Miami Breast Cancer Conference 2021: Tolerability of Capecitabine in U.S. Patients With Triple-Negative Breast Cancer
Posted: Monday, March 15, 2021
In the CREATE-X trial, capecitabine seemed to prolong overall survival in a predominantly Asian population of patients with triple-negative breast cancer. According to Alaina J. Kessler, MD, MPH, of the Mount Sinai Hospital, New York, and colleagues, capecitabine's toxicity may be higher in patients from the United States than those from East Asia. This retrospective review presented during the virtual edition of the 2021 PER’s Miami Breast Cancer Conference (Abstract 01) seemed to support this claim.
A total of 283 patients with residual disease after neoadjuvant chemotherapy were administered eight cycles of 1,250 mg/m2 of capecitabine in the CREATE-X trial. In this study, the investigators focused on 36 patients from a large academic medical center in New York City. Of this population, 33.3% were White, 27.8% were Black, and 5.6% were Asian. A total of 34 patients who were treated with 1,250 (n = 19) or 1,000 (n = 15) mg/m2 of capecitabine were included in the tolerance analysis.
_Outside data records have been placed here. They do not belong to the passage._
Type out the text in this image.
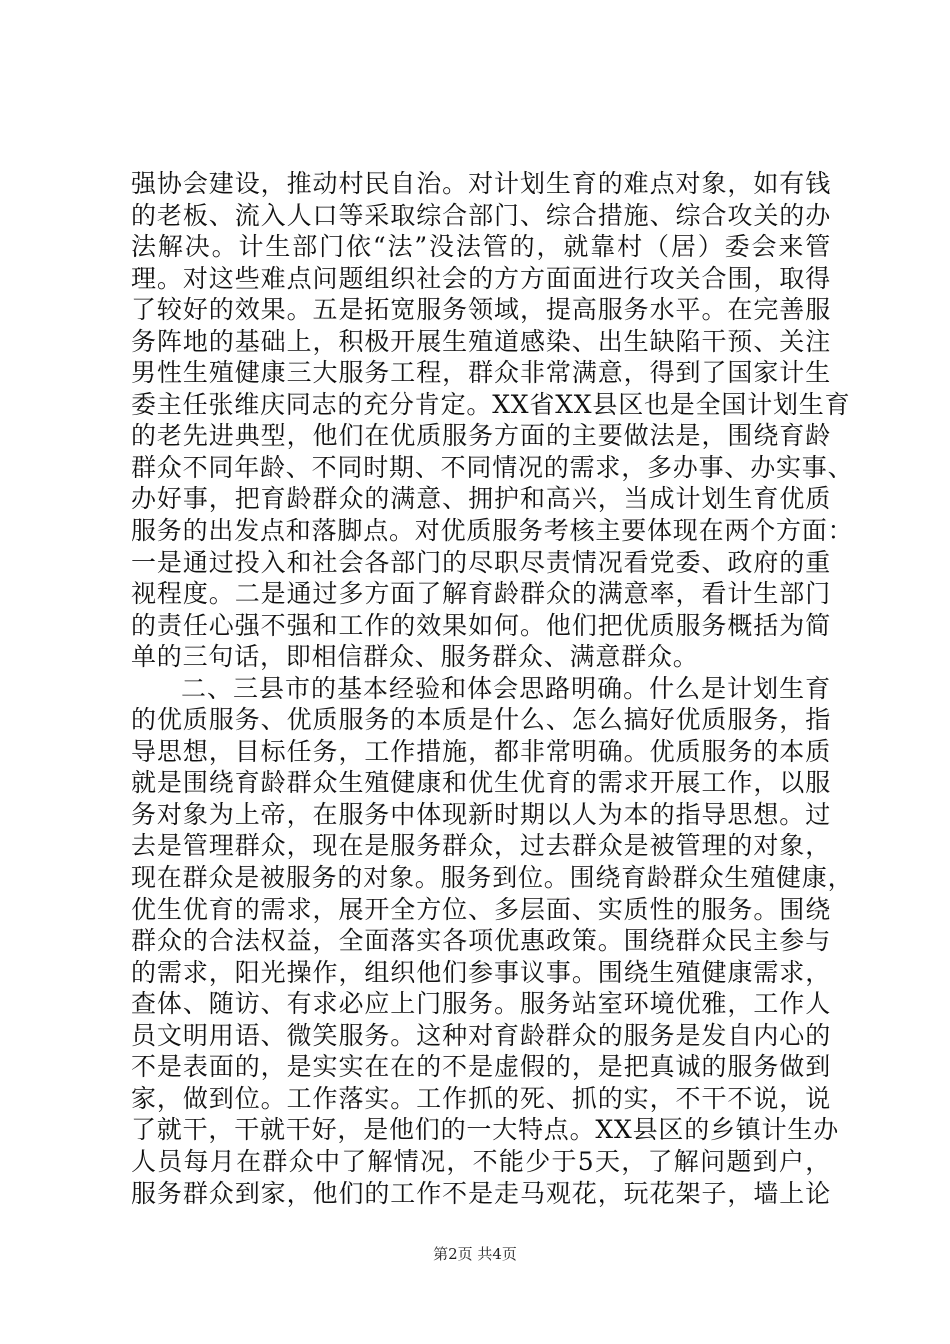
强协会建设，推动村民自治。对计划生育的难点对象，如有钱
的老板、流入人口等采取综合部门、综合措施、综合攻关的办
法解决。计生部门依“法”没法管的，就靠村（居）委会来管
理。对这些难点问题组织社会的方方面面进行攻关合围，取得
了较好的效果。五是拓宽服务领域，提高服务水平。在完善服
务阵地的基础上，积极开展生殖道感染、出生缺陷干预、关注
男性生殖健康三大服务工程，群众非常满意，得到了国家计生
委主任张维庆同志的充分肯定。XX省XX县区也是全国计划生育
的老先进典型，他们在优质服务方面的主要做法是，围绕育龄
群众不同年龄、不同时期、不同情况的需求，多办事、办实事、
办好事，把育龄群众的满意、拥护和高兴，当成计划生育优质
服务的出发点和落脚点。对优质服务考核主要体现在两个方面：
一是通过投入和社会各部门的尽职尽责情况看党委、政府的重
视程度。二是通过多方面了解育龄群众的满意率，看计生部门
的责任心强不强和工作的效果如何。他们把优质服务概括为简
单的三句话，即相信群众、服务群众、满意群众。
二、三县市的基本经验和体会思路明确。什么是计划生育
的优质服务、优质服务的本质是什么、怎么搞好优质服务，指
导思想，目标任务，工作措施，都非常明确。优质服务的本质
就是围绕育龄群众生殖健康和优生优育的需求开展工作，以服
务对象为上帝，在服务中体现新时期以人为本的指导思想。过
去是管理群众，现在是服务群众，过去群众是被管理的对象，
现在群众是被服务的对象。服务到位。围绕育龄群众生殖健康，
优生优育的需求，展开全方位、多层面、实质性的服务。围绕
群众的合法权益，全面落实各项优惠政策。围绕群众民主参与
的需求，阳光操作，组织他们参事议事。围绕生殖健康需求，
查体、随访、有求必应上门服务。服务站室环境优雅，工作人
员文明用语、微笑服务。这种对育龄群众的服务是发自内心的
不是表面的，是实实在在的不是虚假的，是把真诚的服务做到
家，做到位。工作落实。工作抓的死、抓的实，不干不说，说
了就干，干就干好，是他们的一大特点。XX县区的乡镇计生办
人员每月在群众中了解情况，不能少于5天，了解问题到户，
服务群众到家，他们的工作不是走马观花，玩花架子，墙上论
第2页 共4页
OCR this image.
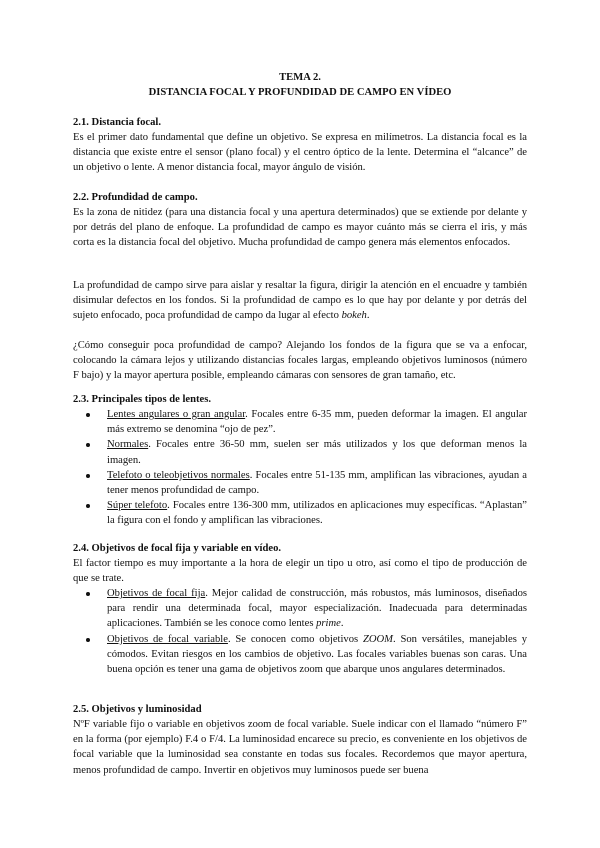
TEMA 2.

DISTANCIA FOCAL Y PROFUNDIDAD DE CAMPO EN VÍDEO

2.1. Distancia focal.

Es el primer dato fundamental que define un objetivo. Se expresa en milímetros. La distancia focal es la distancia que existe entre el sensor (plano focal) y el centro óptico de la lente. Determina el “alcance” de un objetivo o lente. A menor distancia focal, mayor ángulo de visión.

2.2. Profundidad de campo.

Es la zona de nitidez (para una distancia focal y una apertura determinados) que se extiende por delante y por detrás del plano de enfoque. La profundidad de campo es mayor cuánto más se cierra el iris, y más corta es la distancia focal del objetivo. Mucha profundidad de campo genera más elementos enfocados.

La profundidad de campo sirve para aislar y resaltar la figura, dirigir la atención en el encuadre y también disimular defectos en los fondos. Si la profundidad de campo es lo que hay por delante y por detrás del sujeto enfocado, poca profundidad de campo da lugar al efecto bokeh.

¿Cómo conseguir poca profundidad de campo? Alejando los fondos de la figura que se va a enfocar, colocando la cámara lejos y utilizando distancias focales largas, empleando objetivos luminosos (número F bajo) y la mayor apertura posible, empleando cámaras con sensores de gran tamaño, etc.

2.3. Principales tipos de lentes.

Lentes angulares o gran angular. Focales entre 6-35 mm, pueden deformar la imagen. El angular más extremo se denomina “ojo de pez”.
Normales. Focales entre 36-50 mm, suelen ser más utilizados y los que deforman menos la imagen.
Telefoto o teleobjetivos normales. Focales entre 51-135 mm, amplifican las vibraciones, ayudan a tener menos profundidad de campo.
Súper telefoto. Focales entre 136-300 mm, utilizados en aplicaciones muy específicas. “Aplastan” la figura con el fondo y amplifican las vibraciones.

2.4. Objetivos de focal fija y variable en vídeo.

El factor tiempo es muy importante a la hora de elegir un tipo u otro, así como el tipo de producción de que se trate.

Objetivos de focal fija. Mejor calidad de construcción, más robustos, más luminosos, diseñados para rendir una determinada focal, mayor especialización. Inadecuada para determinadas aplicaciones. También se les conoce como lentes prime.
Objetivos de focal variable. Se conocen como objetivos ZOOM. Son versátiles, manejables y cómodos. Evitan riesgos en los cambios de objetivo. Las focales variables buenas son caras. Una buena opción es tener una gama de objetivos zoom que abarque unos angulares determinados.

2.5. Objetivos y luminosidad

NºF variable fijo o variable en objetivos zoom de focal variable. Suele indicar con el llamado “número F” en la forma (por ejemplo) F.4 o F/4. La luminosidad encarece su precio, es conveniente en los objetivos de focal variable que la luminosidad sea constante en todas sus focales. Recordemos que mayor apertura, menos profundidad de campo. Invertir en objetivos muy luminosos puede ser buena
Compared with the U.S. cohort, more patients in the CREATE-X cohort completed eight cycles at the planned dose (37.8% vs. 0%). The rates of completed treatment with dose reduction were 36.7% and 31.6% in the CREATE-X and U.S. cohorts, respectively. The treatment discontinuation rate was 25.4% in the CREATE-X cohort and 31.6% in the U.S. cohort. A total of 20% of patients in the U.S. cohort tolerated eight cycles of 1,000 mg/m2 of capecitabine; of them, one patient required a dose reduction.
Hand-foot syndrome (68.4% vs. 60.0%) and nausea (47.4% vs. 33.3%) were reported more frequently with 1,250 mg/m2 than with 1,000 mg/m2 of capecitabine. However, this did not seem to hold true for diarrhea (26.3% vs. 33.3%, respectively).
Disclosure: No information regarding conflicts of interest was provided.